À tem­péra­ture plus basse en revanche, le film liq­uide est stop­pé lors de sa rétrac­ta­tion par le gel au cen­tre du film et on observe la for­ma­tion d’un demi-anneau de glace sur la couche fine de glace ini­tiale. Cet exem­ple illus­tre ain­si sim­ple­ment com­ment la dif­férence entre les temps hydro­dy­namiques (rétrac­ta­tion du film liq­uide) et ther­miques (crois­sance de la couche de glace) peut con­duire à des struc­tures glacées variées.

Images suc­ces­sives (de gauche à droite) d’une goutte d’eau impac­tant sur une plaque d’aluminium dont la tem­péra­ture est de — 10 °C (frise du haut) et — 30 °C (frise du bas). Le temps indiqué sur chaque image cor­re­spond au temps après le moment de l’impact.

Pour aller plus loin…

Ces struc­tures une fois for­mées, il reste à savoir si elles sont sta­bles ou, plus pré­cisé­ment, si elles restent accrochées à la plaque ou si elles peu­vent facile­ment s’en détach­er, évi­tant ain­si l’altération des pro­priétés aéro­dy­namiques du sub­strat par exem­ple. En effet, une fois gelée, la goutte reste au con­tact de la plaque, qui est à très basse tem­péra­ture, et la glace con­tin­ue donc de se refroidir, engen­drant sa con­trac­tion. Cette con­trac­tion n’est pas com­pat­i­ble avec l’adhésion sur le sub­strat et on peut, suiv­ant la tem­péra­ture et la nature du sub­strat, obtenir la désta­bil­i­sa­tion de la struc­ture de deux manières très dif­férentes. Dans cer­tains cas en effet, plus pré­cisé­ment pour cer­tains types de sub­strat, on peut observ­er à suff­isam­ment basse tem­péra­ture la délam­i­na­tion de la goutte de glace, c’est-à-dire son décrochage de la plaque.

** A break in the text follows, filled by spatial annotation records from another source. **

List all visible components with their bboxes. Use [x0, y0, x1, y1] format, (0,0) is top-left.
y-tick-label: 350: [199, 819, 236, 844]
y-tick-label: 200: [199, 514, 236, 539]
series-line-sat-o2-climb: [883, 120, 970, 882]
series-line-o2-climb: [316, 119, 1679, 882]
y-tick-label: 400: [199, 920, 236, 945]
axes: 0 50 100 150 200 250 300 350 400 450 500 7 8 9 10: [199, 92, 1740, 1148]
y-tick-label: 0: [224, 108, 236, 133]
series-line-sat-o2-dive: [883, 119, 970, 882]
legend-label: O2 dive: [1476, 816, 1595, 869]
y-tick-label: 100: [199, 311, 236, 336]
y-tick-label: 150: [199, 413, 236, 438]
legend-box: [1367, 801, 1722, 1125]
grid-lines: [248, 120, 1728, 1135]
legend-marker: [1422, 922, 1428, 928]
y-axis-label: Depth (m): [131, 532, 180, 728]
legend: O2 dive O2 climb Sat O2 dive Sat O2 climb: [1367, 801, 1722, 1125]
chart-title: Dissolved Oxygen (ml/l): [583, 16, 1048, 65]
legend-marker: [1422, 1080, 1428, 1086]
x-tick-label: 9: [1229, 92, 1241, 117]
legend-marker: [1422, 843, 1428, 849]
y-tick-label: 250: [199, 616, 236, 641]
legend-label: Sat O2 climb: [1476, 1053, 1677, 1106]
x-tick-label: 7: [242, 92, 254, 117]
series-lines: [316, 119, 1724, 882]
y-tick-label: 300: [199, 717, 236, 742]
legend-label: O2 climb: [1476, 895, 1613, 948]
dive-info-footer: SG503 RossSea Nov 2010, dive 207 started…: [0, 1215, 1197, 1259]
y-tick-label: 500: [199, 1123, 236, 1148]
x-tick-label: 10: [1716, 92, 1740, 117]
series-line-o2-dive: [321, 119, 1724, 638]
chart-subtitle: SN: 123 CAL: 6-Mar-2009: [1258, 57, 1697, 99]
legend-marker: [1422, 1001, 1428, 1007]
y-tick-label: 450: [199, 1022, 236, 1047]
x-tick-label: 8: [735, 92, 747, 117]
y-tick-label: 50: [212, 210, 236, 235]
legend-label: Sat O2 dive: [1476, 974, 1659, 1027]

Dans d’autres cas, on observe au con­traire la for­ma­tion de fis­sures, appa­rais­sant plus ou moins bru­tale­ment suiv­ant la tem­péra­ture de la plaque. Si la pre­mière sit­u­a­tion per­met l’évacuation de la glace de la sur­face, la sec­onde au con­traire laisse la glace accrochée et d’autant plus dif­fi­cile à enlever !

Techniques de dégivrage

Pour finir, lorsque l’eau coule sur une sur­face très froide, la glace qui se forme est cette fois ali­men­tée con­tinû­ment par le filet d’eau qui va donc gel­er en s’écoulant. Cette sit­u­a­tion peut se retrou­ver pen­dant les phas­es de dégivrage des ailes d’avion par exem­ple, où un chauffage est appliqué locale­ment et entraîne la for­ma­tion de filets liq­uides qui peu­vent éventuelle­ment regel­er sur les zones plus froides (non chauf­fées) de l’aile. Dans ce cas, les échanges ther­miques entre la paroi et le film liq­uide con­duisent à l’évolution de la couche de glace via la chaleur relâchée par la solid­i­fi­ca­tion, et la for­ma­tion d’une couche lim­ite ther­mique dans le film liq­uide. Au fur et à mesure que l’eau dévale sur le sub­strat, la couche de glace s’épaissit, don­nant lieu à un fil­in de glace dont l’épaisseur aug­mente linéaire­ment le long de la paroi solide.

For­ma­tion de fis­sures dans la glace aux temps longs (de l’ordre de quelques sec­on­des) pour des tem­péra­tures de la plaque de métal suff­isam­ment faibles. On observe deux types de for­ma­tion de fis­sure : par frag­men­ta­tion (en haut), les fis­sures appa­rais­sant par prop­a­ga­tion rapi­de à par­tir d’un point par­ti­c­uli­er ; par appari­tion suc­ces­sive de lignes de frac­ture (en bas).

Pour conclure

Les géométries des struc­tures de glace for­mées lorsqu’un écoule­ment est au con­tact d’une sur­face très froide vari­ent donc forte­ment en fonc­tion des paramètres à la fois de l’écoulement et du sub­strat. Leur com­préhen­sion impose de con­sid­ér­er le cou­plage entre ther­mique et mécanique des flu­ides et des solides, afin de pou­voir, par exem­ple, cal­culer leur sta­bil­ité mécanique. Au-delà des quelques exem­ples présen­tés ici, de nom­breuses sit­u­a­tions pour­ront être (re)considérées dans le futur, notam­ment en milieu naturel : de la for­ma­tion des sta­lag­mites et sta­lac­tites de glace le long des routes de mon­tagne en hiv­er à la for­ma­tion de cer­cles de glace dans les coudes des fleuves dans les régions nordiques.